O desfecho da Segunda Guerra Mundial agravou o processo de decadência das antigas potências européias, que se verificava desde o final da Primeira Guerra Mundial. Aos poucos, elas foram perdendo os seus domínios coloniais na Ásia e na África e, com a destruição provocada pela guerra, houve o deslocamento do centro de poder mundial com a emergência de duas superpotência: os Estados e a União Soviética.

Do ponto de vista econômico, o período do pós-guerra foi marcado por acentuada mundialização da economia capitalista, sob o comando dos grandes conglomerados, agora chamados de multinacionais ou transnacionais. Foi o período de gestação das profundas transformações econômicas pelas quais o mundo iria passar, principalmente a partir dos anos 80, ou seja, o atual processo de globalização da economia.


Características do capitalismo

Apesar das profundas diferenças existentes entre os países capitalistas, algumas características básicas são comuns a todos eles, pois fazem parte do molde do sistema capitalista.

Estrutura de propriedade: Predomina a propriedade privada, pois a maioria dos meios necessários para a produção, tais como fábricas, terras, maquinas usinas, portos, ferrovias, minas, etc., pertencente a agentes econômicos privados. No entanto, em muitos paises, o estado também é dono de muitos meios de produção.
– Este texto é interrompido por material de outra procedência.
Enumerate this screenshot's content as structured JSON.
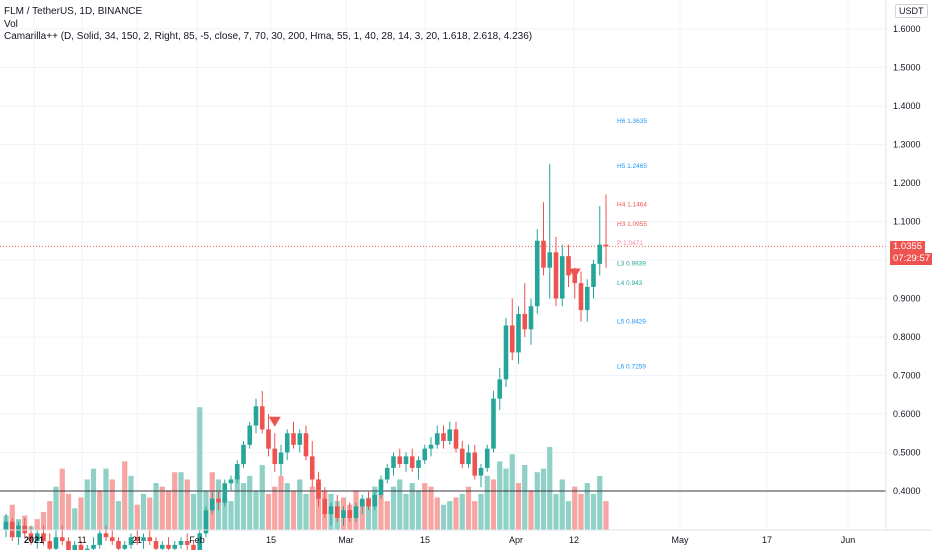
{
  "header": {
    "symbol_line": "FLM / TetherUS, 1D, BINANCE",
    "volume_label": "Vol",
    "indicator_line": "Camarilla++ (D, Solid, 34, 150, 2, Right, 85, -5, close, 7, 70, 30, 200, Hma, 55, 1, 40, 28, 14, 3, 20, 1.618, 2.618, 4.236)"
  },
  "price_scale": {
    "currency": "USDT",
    "ticks": [
      "1.6000",
      "1.5000",
      "1.4000",
      "1.3000",
      "1.2000",
      "1.1000",
      "1.0000",
      "0.9000",
      "0.8000",
      "0.7000",
      "0.6000",
      "0.5000",
      "0.4000"
    ],
    "current_price": "1.0355",
    "countdown": "07:29:57"
  },
  "time_scale": {
    "ticks": [
      "2021",
      "11",
      "21",
      "Feb",
      "15",
      "Mar",
      "15",
      "Apr",
      "12",
      "May",
      "17",
      "Jun"
    ]
  },
  "colors": {
    "up": "#26a69a",
    "down": "#ef5350",
    "vol_up": "#8fd1c7",
    "vol_down": "#f6a5a3",
    "pivot_blue": "#2196f3",
    "pivot_red": "#ef5350",
    "pivot_green": "#26a69a",
    "pivot_pink": "#f48fb1",
    "badge": "#ef5350"
  },
  "chart_data": {
    "type": "candlestick",
    "x_start": "2021-01-01",
    "interval": "1D",
    "candles": [
      [
        0.3,
        0.34,
        0.28,
        0.32
      ],
      [
        0.32,
        0.33,
        0.27,
        0.28
      ],
      [
        0.28,
        0.32,
        0.26,
        0.31
      ],
      [
        0.31,
        0.33,
        0.28,
        0.29
      ],
      [
        0.29,
        0.31,
        0.26,
        0.27
      ],
      [
        0.27,
        0.3,
        0.25,
        0.29
      ],
      [
        0.29,
        0.31,
        0.26,
        0.27
      ],
      [
        0.27,
        0.29,
        0.24,
        0.25
      ],
      [
        0.25,
        0.3,
        0.24,
        0.28
      ],
      [
        0.28,
        0.31,
        0.26,
        0.27
      ],
      [
        0.27,
        0.28,
        0.22,
        0.24
      ],
      [
        0.24,
        0.27,
        0.21,
        0.26
      ],
      [
        0.26,
        0.27,
        0.23,
        0.24
      ],
      [
        0.24,
        0.26,
        0.22,
        0.25
      ],
      [
        0.25,
        0.28,
        0.23,
        0.26
      ],
      [
        0.26,
        0.3,
        0.25,
        0.29
      ],
      [
        0.29,
        0.31,
        0.27,
        0.28
      ],
      [
        0.28,
        0.3,
        0.26,
        0.27
      ],
      [
        0.27,
        0.28,
        0.24,
        0.25
      ],
      [
        0.25,
        0.27,
        0.23,
        0.26
      ],
      [
        0.26,
        0.29,
        0.25,
        0.28
      ],
      [
        0.28,
        0.3,
        0.26,
        0.27
      ],
      [
        0.27,
        0.29,
        0.25,
        0.28
      ],
      [
        0.28,
        0.3,
        0.26,
        0.27
      ],
      [
        0.27,
        0.28,
        0.24,
        0.25
      ],
      [
        0.25,
        0.27,
        0.23,
        0.26
      ],
      [
        0.26,
        0.28,
        0.24,
        0.25
      ],
      [
        0.25,
        0.27,
        0.23,
        0.26
      ],
      [
        0.26,
        0.28,
        0.25,
        0.27
      ],
      [
        0.27,
        0.29,
        0.24,
        0.26
      ],
      [
        0.26,
        0.27,
        0.22,
        0.23
      ],
      [
        0.23,
        0.3,
        0.22,
        0.29
      ],
      [
        0.29,
        0.36,
        0.28,
        0.35
      ],
      [
        0.35,
        0.4,
        0.34,
        0.38
      ],
      [
        0.38,
        0.4,
        0.35,
        0.37
      ],
      [
        0.37,
        0.43,
        0.36,
        0.42
      ],
      [
        0.42,
        0.44,
        0.4,
        0.43
      ],
      [
        0.43,
        0.48,
        0.42,
        0.47
      ],
      [
        0.47,
        0.53,
        0.46,
        0.52
      ],
      [
        0.52,
        0.58,
        0.51,
        0.57
      ],
      [
        0.57,
        0.64,
        0.55,
        0.62
      ],
      [
        0.62,
        0.66,
        0.55,
        0.56
      ],
      [
        0.56,
        0.6,
        0.49,
        0.51
      ],
      [
        0.51,
        0.55,
        0.45,
        0.47
      ],
      [
        0.47,
        0.52,
        0.44,
        0.5
      ],
      [
        0.5,
        0.56,
        0.48,
        0.55
      ],
      [
        0.55,
        0.58,
        0.51,
        0.52
      ],
      [
        0.52,
        0.56,
        0.5,
        0.55
      ],
      [
        0.55,
        0.57,
        0.48,
        0.49
      ],
      [
        0.49,
        0.53,
        0.41,
        0.43
      ],
      [
        0.43,
        0.45,
        0.36,
        0.38
      ],
      [
        0.38,
        0.41,
        0.33,
        0.34
      ],
      [
        0.34,
        0.37,
        0.31,
        0.36
      ],
      [
        0.36,
        0.39,
        0.32,
        0.33
      ],
      [
        0.33,
        0.36,
        0.31,
        0.35
      ],
      [
        0.35,
        0.37,
        0.32,
        0.33
      ],
      [
        0.33,
        0.37,
        0.32,
        0.36
      ],
      [
        0.36,
        0.39,
        0.34,
        0.38
      ],
      [
        0.38,
        0.4,
        0.35,
        0.36
      ],
      [
        0.36,
        0.4,
        0.35,
        0.39
      ],
      [
        0.39,
        0.44,
        0.38,
        0.43
      ],
      [
        0.43,
        0.47,
        0.42,
        0.46
      ],
      [
        0.46,
        0.5,
        0.44,
        0.49
      ],
      [
        0.49,
        0.51,
        0.46,
        0.47
      ],
      [
        0.47,
        0.5,
        0.45,
        0.49
      ],
      [
        0.49,
        0.51,
        0.45,
        0.46
      ],
      [
        0.46,
        0.49,
        0.43,
        0.48
      ],
      [
        0.48,
        0.52,
        0.47,
        0.51
      ],
      [
        0.51,
        0.54,
        0.49,
        0.52
      ],
      [
        0.52,
        0.57,
        0.51,
        0.55
      ],
      [
        0.55,
        0.57,
        0.51,
        0.53
      ],
      [
        0.53,
        0.58,
        0.52,
        0.56
      ],
      [
        0.56,
        0.58,
        0.5,
        0.51
      ],
      [
        0.51,
        0.53,
        0.46,
        0.47
      ],
      [
        0.47,
        0.52,
        0.46,
        0.5
      ],
      [
        0.5,
        0.52,
        0.43,
        0.44
      ],
      [
        0.44,
        0.47,
        0.41,
        0.46
      ],
      [
        0.46,
        0.52,
        0.45,
        0.51
      ],
      [
        0.51,
        0.66,
        0.5,
        0.64
      ],
      [
        0.64,
        0.72,
        0.61,
        0.69
      ],
      [
        0.69,
        0.85,
        0.67,
        0.83
      ],
      [
        0.83,
        0.9,
        0.74,
        0.76
      ],
      [
        0.76,
        0.88,
        0.73,
        0.86
      ],
      [
        0.86,
        0.94,
        0.8,
        0.82
      ],
      [
        0.82,
        0.9,
        0.78,
        0.88
      ],
      [
        0.88,
        1.08,
        0.86,
        1.05
      ],
      [
        1.05,
        1.15,
        0.96,
        0.98
      ],
      [
        0.98,
        1.25,
        0.9,
        1.02
      ],
      [
        1.02,
        1.06,
        0.88,
        0.9
      ],
      [
        0.9,
        1.04,
        0.88,
        1.01
      ],
      [
        1.01,
        1.04,
        0.93,
        0.96
      ],
      [
        0.96,
        0.98,
        0.9,
        0.94
      ],
      [
        0.94,
        0.97,
        0.84,
        0.87
      ],
      [
        0.87,
        0.95,
        0.84,
        0.93
      ],
      [
        0.93,
        1.0,
        0.9,
        0.99
      ],
      [
        0.99,
        1.14,
        0.96,
        1.04
      ],
      [
        1.04,
        1.17,
        0.98,
        1.0355
      ]
    ],
    "volumes": [
      [
        0.34,
        1
      ],
      [
        0.37,
        0
      ],
      [
        0.33,
        1
      ],
      [
        0.34,
        0
      ],
      [
        0.31,
        1
      ],
      [
        0.33,
        0
      ],
      [
        0.35,
        0
      ],
      [
        0.38,
        0
      ],
      [
        0.42,
        1
      ],
      [
        0.47,
        0
      ],
      [
        0.4,
        0
      ],
      [
        0.36,
        1
      ],
      [
        0.39,
        0
      ],
      [
        0.44,
        1
      ],
      [
        0.47,
        1
      ],
      [
        0.41,
        0
      ],
      [
        0.47,
        1
      ],
      [
        0.44,
        0
      ],
      [
        0.38,
        1
      ],
      [
        0.49,
        0
      ],
      [
        0.45,
        1
      ],
      [
        0.37,
        0
      ],
      [
        0.4,
        1
      ],
      [
        0.39,
        0
      ],
      [
        0.43,
        1
      ],
      [
        0.42,
        0
      ],
      [
        0.41,
        0
      ],
      [
        0.46,
        0
      ],
      [
        0.46,
        1
      ],
      [
        0.44,
        0
      ],
      [
        0.4,
        1
      ],
      [
        0.64,
        1
      ],
      [
        0.41,
        1
      ],
      [
        0.46,
        0
      ],
      [
        0.44,
        1
      ],
      [
        0.39,
        1
      ],
      [
        0.38,
        1
      ],
      [
        0.45,
        1
      ],
      [
        0.43,
        1
      ],
      [
        0.45,
        1
      ],
      [
        0.41,
        1
      ],
      [
        0.48,
        1
      ],
      [
        0.4,
        0
      ],
      [
        0.42,
        0
      ],
      [
        0.45,
        0
      ],
      [
        0.43,
        1
      ],
      [
        0.41,
        0
      ],
      [
        0.44,
        1
      ],
      [
        0.4,
        1
      ],
      [
        0.42,
        0
      ],
      [
        0.43,
        0
      ],
      [
        0.41,
        0
      ],
      [
        0.4,
        1
      ],
      [
        0.38,
        1
      ],
      [
        0.39,
        0
      ],
      [
        0.37,
        0
      ],
      [
        0.41,
        0
      ],
      [
        0.38,
        0
      ],
      [
        0.39,
        1
      ],
      [
        0.42,
        1
      ],
      [
        0.4,
        0
      ],
      [
        0.38,
        0
      ],
      [
        0.42,
        1
      ],
      [
        0.44,
        1
      ],
      [
        0.4,
        1
      ],
      [
        0.43,
        1
      ],
      [
        0.41,
        1
      ],
      [
        0.43,
        0
      ],
      [
        0.42,
        0
      ],
      [
        0.39,
        0
      ],
      [
        0.37,
        1
      ],
      [
        0.38,
        1
      ],
      [
        0.39,
        0
      ],
      [
        0.4,
        1
      ],
      [
        0.42,
        0
      ],
      [
        0.38,
        0
      ],
      [
        0.4,
        1
      ],
      [
        0.45,
        1
      ],
      [
        0.44,
        0
      ],
      [
        0.49,
        1
      ],
      [
        0.47,
        1
      ],
      [
        0.51,
        1
      ],
      [
        0.43,
        0
      ],
      [
        0.48,
        1
      ],
      [
        0.41,
        0
      ],
      [
        0.46,
        1
      ],
      [
        0.47,
        1
      ],
      [
        0.53,
        1
      ],
      [
        0.4,
        1
      ],
      [
        0.44,
        1
      ],
      [
        0.38,
        1
      ],
      [
        0.42,
        0
      ],
      [
        0.4,
        0
      ],
      [
        0.43,
        1
      ],
      [
        0.4,
        1
      ],
      [
        0.45,
        1
      ],
      [
        0.38,
        0
      ]
    ],
    "volume_axis_max": 0.66,
    "signals": [
      {
        "candle": 43,
        "price": 0.58,
        "marker": "down-triangle"
      },
      {
        "candle": 91,
        "price": 0.965,
        "marker": "down-triangle"
      }
    ],
    "pivot_levels": [
      {
        "label": "H6",
        "value": 1.3635,
        "color": "#2196f3"
      },
      {
        "label": "H5",
        "value": 1.2465,
        "color": "#2196f3"
      },
      {
        "label": "H4",
        "value": 1.1464,
        "color": "#ef5350"
      },
      {
        "label": "H3",
        "value": 1.0955,
        "color": "#ef5350"
      },
      {
        "label": "P",
        "value": 1.0471,
        "color": "#f48fb1"
      },
      {
        "label": "L3",
        "value": 0.9939,
        "color": "#26a69a"
      },
      {
        "label": "L4",
        "value": 0.943,
        "color": "#26a69a"
      },
      {
        "label": "L5",
        "value": 0.8429,
        "color": "#2196f3"
      },
      {
        "label": "L6",
        "value": 0.7259,
        "color": "#2196f3"
      }
    ],
    "horizontal_line": 0.4,
    "current_price": 1.0355,
    "y_range": [
      0.3,
      1.65
    ],
    "grid": true
  }
}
Atua como capitalista através de empresas estatais, principalmente em setores básicos e de infra-estrutura.

Objetivo: Os agentes econômicos, privados ou estatais, buscam incessantemente a reprodução do capital, ou seja, a constante obtenção de lucros. A diferença fundamental é que uma empresa privada que opera no vermelho pode ir a falência, ao passo que uma estatal normalmente recebe subsídio governamentais (ou seja, recursos dos contribuintes) para manter-se.
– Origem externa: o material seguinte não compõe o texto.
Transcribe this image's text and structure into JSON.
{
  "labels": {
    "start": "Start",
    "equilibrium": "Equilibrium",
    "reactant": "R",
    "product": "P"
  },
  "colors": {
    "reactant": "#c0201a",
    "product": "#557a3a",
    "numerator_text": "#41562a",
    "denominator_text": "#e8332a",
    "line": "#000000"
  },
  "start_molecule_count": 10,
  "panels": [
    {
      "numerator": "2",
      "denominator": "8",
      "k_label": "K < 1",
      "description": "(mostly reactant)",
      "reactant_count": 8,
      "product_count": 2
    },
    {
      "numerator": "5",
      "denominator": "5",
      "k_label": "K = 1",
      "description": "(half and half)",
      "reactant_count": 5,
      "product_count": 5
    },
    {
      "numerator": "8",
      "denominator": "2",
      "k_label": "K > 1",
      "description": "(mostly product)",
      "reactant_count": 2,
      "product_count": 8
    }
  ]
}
Mecanismo de funcionamento da economia: Os agentes econômicos (Indivíduos ou empresas instituições publicas ou privadas) fazem seus investimentos guiando-se pela lógica do mercado, ou seja, como base na lei da oferta e da procura. Investem sempre com o objetivo de obter a maior rentabilidade possível, daí a concorrência se estabelece em todos os setores. No entanto, há também muitas outras áreas monopolizadas, oligopólizadas e cartelizadas, nas quais na prática, não há concorrência. O Estado, muitas vezes, intervém, numa economia oligopolizada como agente planejador ou simplesmente como agente econômico. Esses processos, generalizados entre os paises capitalistas, varia apenas quanto ao grau da intervenção.
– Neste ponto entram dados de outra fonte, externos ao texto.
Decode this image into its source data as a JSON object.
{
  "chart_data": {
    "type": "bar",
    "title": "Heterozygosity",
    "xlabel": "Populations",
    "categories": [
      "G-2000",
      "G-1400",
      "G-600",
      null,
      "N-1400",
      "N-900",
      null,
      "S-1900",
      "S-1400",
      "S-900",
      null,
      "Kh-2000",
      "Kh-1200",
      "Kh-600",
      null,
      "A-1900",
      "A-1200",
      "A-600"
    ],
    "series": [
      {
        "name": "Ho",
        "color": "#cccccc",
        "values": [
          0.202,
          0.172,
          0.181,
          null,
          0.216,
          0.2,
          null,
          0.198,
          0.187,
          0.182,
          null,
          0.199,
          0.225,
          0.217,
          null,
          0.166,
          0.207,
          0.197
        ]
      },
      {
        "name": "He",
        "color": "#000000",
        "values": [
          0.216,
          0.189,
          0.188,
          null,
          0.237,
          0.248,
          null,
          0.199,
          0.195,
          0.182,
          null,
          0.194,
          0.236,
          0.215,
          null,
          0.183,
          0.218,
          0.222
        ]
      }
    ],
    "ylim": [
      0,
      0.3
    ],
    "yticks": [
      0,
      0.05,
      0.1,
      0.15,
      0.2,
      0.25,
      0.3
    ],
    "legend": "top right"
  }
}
Relação de trabalho: Predomina o trabalho assalariado. No entanto, ao lado dessa relação tipicamente capitalista convivem relações não capitalista de trabalho, principalmente em regiões subdesenvolvidas e rurais: parcerias, arrendamento, em regiões mais remotas, até relação ilegais, como a escravidão e o trabalho forçado por divida.

Meios de troca e instrumentos de crédito: O dinheiro (moeda metálica ou papel-moeda) é o principal meio de troca; surgiu no século VII aC, como resultado da descoberta de técnicas de fundição, e facilitou o comércio. O cheque, outra moeda muito usada para as trocas na economia capitalista, é uma ordem escrita, nominal ou ao portador, que permite movimentar um fundo em dinheiro depositado num banco. Com os avanços na eletrônica e nas telecomunicações, surgiu o cartão bancários, um “dinheiro virtual” que permite fazer pagamentos sem a intermediação de cheques ou dinheiro real. Mais recentemente, tornou-se possível movimentar fundos através de rede de computadores. Há ainda instrumentos de credito que facilitam as trocas, como os cartões de credito e as duplicatas.

Relação social: Há uma divisão de classes no interior da sociedade capitalista, com uma concentração de renda nos setores ou classes detentores do capital. Portanto, o capitalismo é marcado por desigualdade social, mais acentuadas nos paises subdesenvolvidos. Ultimamente, porem, a distancia entre ricos e pobres tem aumentado também nos paises desenvolvido.